Cryptograph sells NFTs made by Vitalik Buterin, Emin Gün Sirer, Erik Voorhees, Evan Van Ness — the writer of "Calendar week In Ethereum News" and quondam director at ConsenSys — and others, with the proceeds funding organizations working toward SDGs 1, 2, 4 and xiv. Creators can likewise choose their own SDG-focused charitable organization to fund. For example, the Autism Scientific discipline Foundation, which is defended to supporting and funding innovative autism research (SDG 3), announced that it is accepting cryptocurrency and NFT donations via Every.org.

U.South. tax handling of NFT donations

Since an NFT is considered holding for U.South. tax purposes, information technology will be valued at its fair market value at the time of donation. Donors of NFTs worth over $500 — which are non-cash donations — will be required to comply with Internal Acquirement Service appraisal requirements by filing out Course 8283. The donation volition be tax-deductible for the private donor as follows:

  • If the donor held the NFT equally a majuscule asset for more than a year, the donor volition exist able to deduct the fair marketplace value of the gift, up to 30% of their adjusted gross income.
  • If the donor held the NFT as a upper-case letter asset for a short term (less than one yr) or equally ordinary income property, the donor will be able to deduct the lesser of the toll basis or fair market value, up to 50% of their adapted gross income.
  • If the donor received the NFT equally payment for services rendered, the donor may merits a deduction on the fair marketplace value on the date of receipt.

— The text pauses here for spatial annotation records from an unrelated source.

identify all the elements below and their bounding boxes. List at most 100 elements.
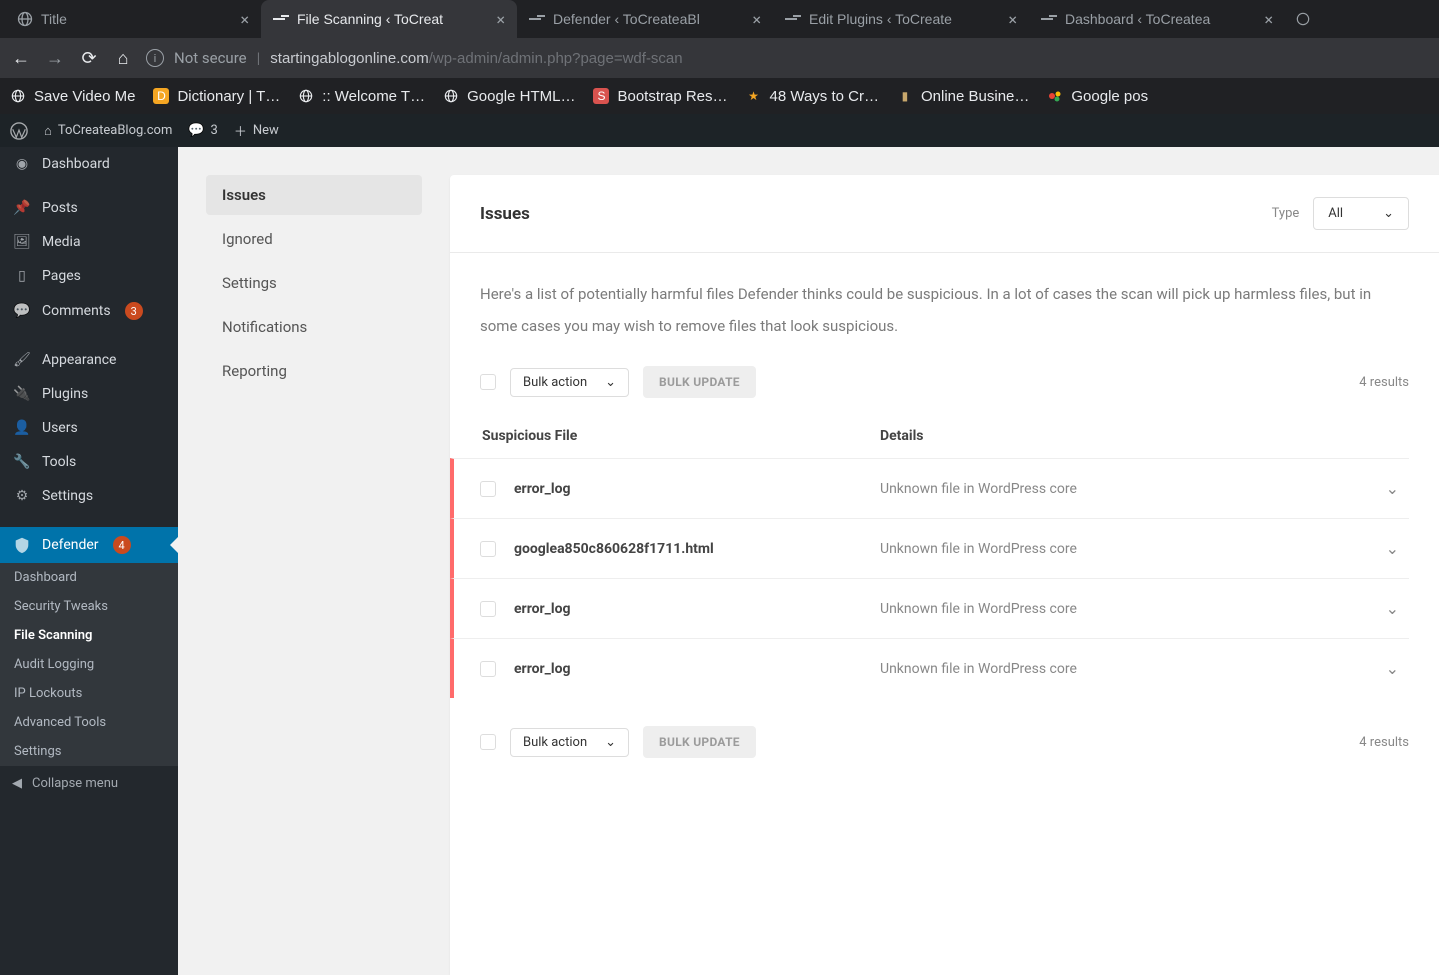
bulk-action-select[interactable]: Bulk action⌄ — [510, 368, 629, 397]
bookmarks-bar: Save Video Me DDictionary | T… :: Welcom… — [0, 78, 1439, 114]
menu-appearance[interactable]: 🖌Appearance — [0, 343, 178, 377]
bookmark[interactable]: Google HTML… — [443, 88, 575, 105]
bookmark-label: Bootstrap Res… — [617, 88, 727, 105]
forward-button[interactable]: → — [44, 48, 66, 69]
local-tabs: Issues Ignored Settings Notifications Re… — [206, 175, 422, 975]
bookmark[interactable]: Save Video Me — [10, 88, 135, 105]
reload-button[interactable]: ⟳ — [78, 48, 100, 69]
menu-media[interactable]: 🖼Media — [0, 225, 178, 259]
menu-settings[interactable]: ⚙Settings — [0, 479, 178, 513]
back-button[interactable]: ← — [10, 48, 32, 69]
bulk-update-button[interactable]: BULK UPDATE — [643, 726, 756, 758]
admin-menu: ◉Dashboard 📌Posts 🖼Media ▯Pages 💬Comment… — [0, 147, 178, 975]
info-icon[interactable]: i — [146, 49, 164, 67]
home-icon: ⌂ — [44, 123, 52, 139]
bookmark-label: Dictionary | T… — [177, 88, 280, 105]
bookmark[interactable]: Google pos — [1047, 88, 1148, 105]
collapse-menu[interactable]: ◀Collapse menu — [0, 766, 178, 801]
home-button[interactable]: ⌂ — [112, 48, 134, 69]
bookmark[interactable]: DDictionary | T… — [153, 88, 280, 105]
select-all-checkbox[interactable] — [480, 734, 496, 750]
comments-link[interactable]: 💬3 — [188, 123, 218, 138]
bookmark[interactable]: SBootstrap Res… — [593, 88, 727, 105]
tab-ignored[interactable]: Ignored — [206, 219, 422, 259]
new-content[interactable]: ＋New — [234, 121, 279, 140]
fav-icon — [1047, 88, 1063, 104]
menu-defender[interactable]: Defender4 — [0, 527, 178, 563]
comment-icon: 💬 — [12, 303, 32, 319]
chevron-down-icon[interactable]: ⌄ — [1386, 659, 1409, 678]
type-select[interactable]: All ⌄ — [1313, 197, 1409, 230]
type-label: Type — [1272, 206, 1300, 221]
menu-posts[interactable]: 📌Posts — [0, 191, 178, 225]
chevron-down-icon[interactable]: ⌄ — [1386, 479, 1409, 498]
menu-users[interactable]: 👤Users — [0, 411, 178, 445]
site-name: ToCreateaBlog.com — [58, 123, 173, 138]
tab-notifications[interactable]: Notifications — [206, 307, 422, 347]
chevron-down-icon[interactable]: ⌄ — [1386, 599, 1409, 618]
sub-audit-logging[interactable]: Audit Logging — [0, 650, 178, 679]
close-icon[interactable]: × — [240, 10, 249, 29]
tab-reporting[interactable]: Reporting — [206, 351, 422, 391]
bulk-update-button[interactable]: BULK UPDATE — [643, 366, 756, 398]
file-name: googlea850c860628f1711.html — [514, 541, 880, 557]
results-count: 4 results — [1359, 375, 1409, 390]
collapse-label: Collapse menu — [32, 776, 118, 791]
browser-tab-active[interactable]: File Scanning ‹ ToCreat × — [261, 0, 517, 38]
bookmark[interactable]: :: Welcome T… — [298, 88, 425, 105]
shield-icon — [12, 536, 32, 554]
table-row[interactable]: googlea850c860628f1711.html Unknown file… — [450, 518, 1409, 578]
wp-logo[interactable] — [10, 122, 28, 140]
page-icon: ▯ — [12, 268, 32, 284]
table-row[interactable]: error_log Unknown file in WordPress core… — [450, 458, 1409, 518]
sub-ip-lockouts[interactable]: IP Lockouts — [0, 679, 178, 708]
browser-tab-overflow[interactable] — [1285, 0, 1321, 38]
sub-file-scanning[interactable]: File Scanning — [0, 621, 178, 650]
site-link[interactable]: ⌂ ToCreateaBlog.com — [44, 123, 172, 139]
sub-advanced-tools[interactable]: Advanced Tools — [0, 708, 178, 737]
bookmark-label: Google HTML… — [467, 88, 575, 105]
menu-label: Appearance — [42, 352, 116, 368]
tab-settings[interactable]: Settings — [206, 263, 422, 303]
menu-tools[interactable]: 🔧Tools — [0, 445, 178, 479]
menu-label: Dashboard — [42, 156, 110, 172]
close-icon[interactable]: × — [1008, 10, 1017, 29]
select-all-checkbox[interactable] — [480, 374, 496, 390]
sub-dashboard[interactable]: Dashboard — [0, 563, 178, 592]
panel-body: Here's a list of potentially harmful fil… — [450, 253, 1439, 788]
panel-header: Issues Type All ⌄ — [450, 175, 1439, 253]
menu-pages[interactable]: ▯Pages — [0, 259, 178, 293]
close-icon[interactable]: × — [496, 10, 505, 29]
row-checkbox[interactable] — [480, 481, 496, 497]
close-icon[interactable]: × — [752, 10, 761, 29]
table-row[interactable]: error_log Unknown file in WordPress core… — [450, 578, 1409, 638]
close-icon[interactable]: × — [1264, 10, 1273, 29]
row-checkbox[interactable] — [480, 541, 496, 557]
tab-label: File Scanning ‹ ToCreat — [297, 11, 488, 27]
new-label: New — [253, 123, 279, 138]
row-checkbox[interactable] — [480, 601, 496, 617]
bookmark[interactable]: ▮Online Busine… — [897, 88, 1029, 105]
bulk-action-select[interactable]: Bulk action⌄ — [510, 728, 629, 757]
menu-dashboard[interactable]: ◉Dashboard — [0, 147, 178, 181]
url-field[interactable]: i Not secure | startingablogonline.com/w… — [146, 49, 1429, 67]
badge: 3 — [125, 302, 143, 320]
browser-tab[interactable]: Edit Plugins ‹ ToCreate × — [773, 0, 1029, 38]
sub-settings[interactable]: Settings — [0, 737, 178, 766]
row-checkbox[interactable] — [480, 661, 496, 677]
bookmark-label: Online Busine… — [921, 88, 1029, 105]
bookmark[interactable]: ★48 Ways to Cr… — [746, 88, 879, 105]
chevron-down-icon[interactable]: ⌄ — [1386, 539, 1409, 558]
browser-tab[interactable]: Dashboard ‹ ToCreatea × — [1029, 0, 1285, 38]
tab-issues[interactable]: Issues — [206, 175, 422, 215]
sub-security-tweaks[interactable]: Security Tweaks — [0, 592, 178, 621]
browser-tab[interactable]: Defender ‹ ToCreateaBl × — [517, 0, 773, 38]
tab-label: Dashboard ‹ ToCreatea — [1065, 11, 1256, 27]
menu-plugins[interactable]: 🔌Plugins — [0, 377, 178, 411]
table-row[interactable]: error_log Unknown file in WordPress core… — [450, 638, 1409, 698]
chevron-down-icon: ⌄ — [1383, 206, 1394, 221]
browser-tab[interactable]: Title × — [5, 0, 261, 38]
table-header: Suspicious File Details — [480, 398, 1409, 458]
menu-comments[interactable]: 💬Comments3 — [0, 293, 178, 329]
address-bar: ← → ⟳ ⌂ i Not secure | startingablogonli… — [0, 38, 1439, 78]
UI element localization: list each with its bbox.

Related: Nonfungible tokens from a legal perspective

Charitable contributions that are not deductible in the current year, because they exceed the taxpayer'south adjusted gross income limitation, can be carried forwards for five years.

Donors of NFTs are urged to practice due diligence concerning the platform on which they launch their NFTs to find out whether they are entitled to a U.Southward. tax deduction or non.

The views, thoughts and opinions expressed here are the author'south alone and practise not necessarily reverberate or represent the views and opinions of Cointelegraph.

Selva Ozelli, Esq., CPA, is an international taxation attorney and certified public accountant who frequently writes about tax, legal and accounting issues for Tax Notes, Bloomberg BNA, other publications and the OECD.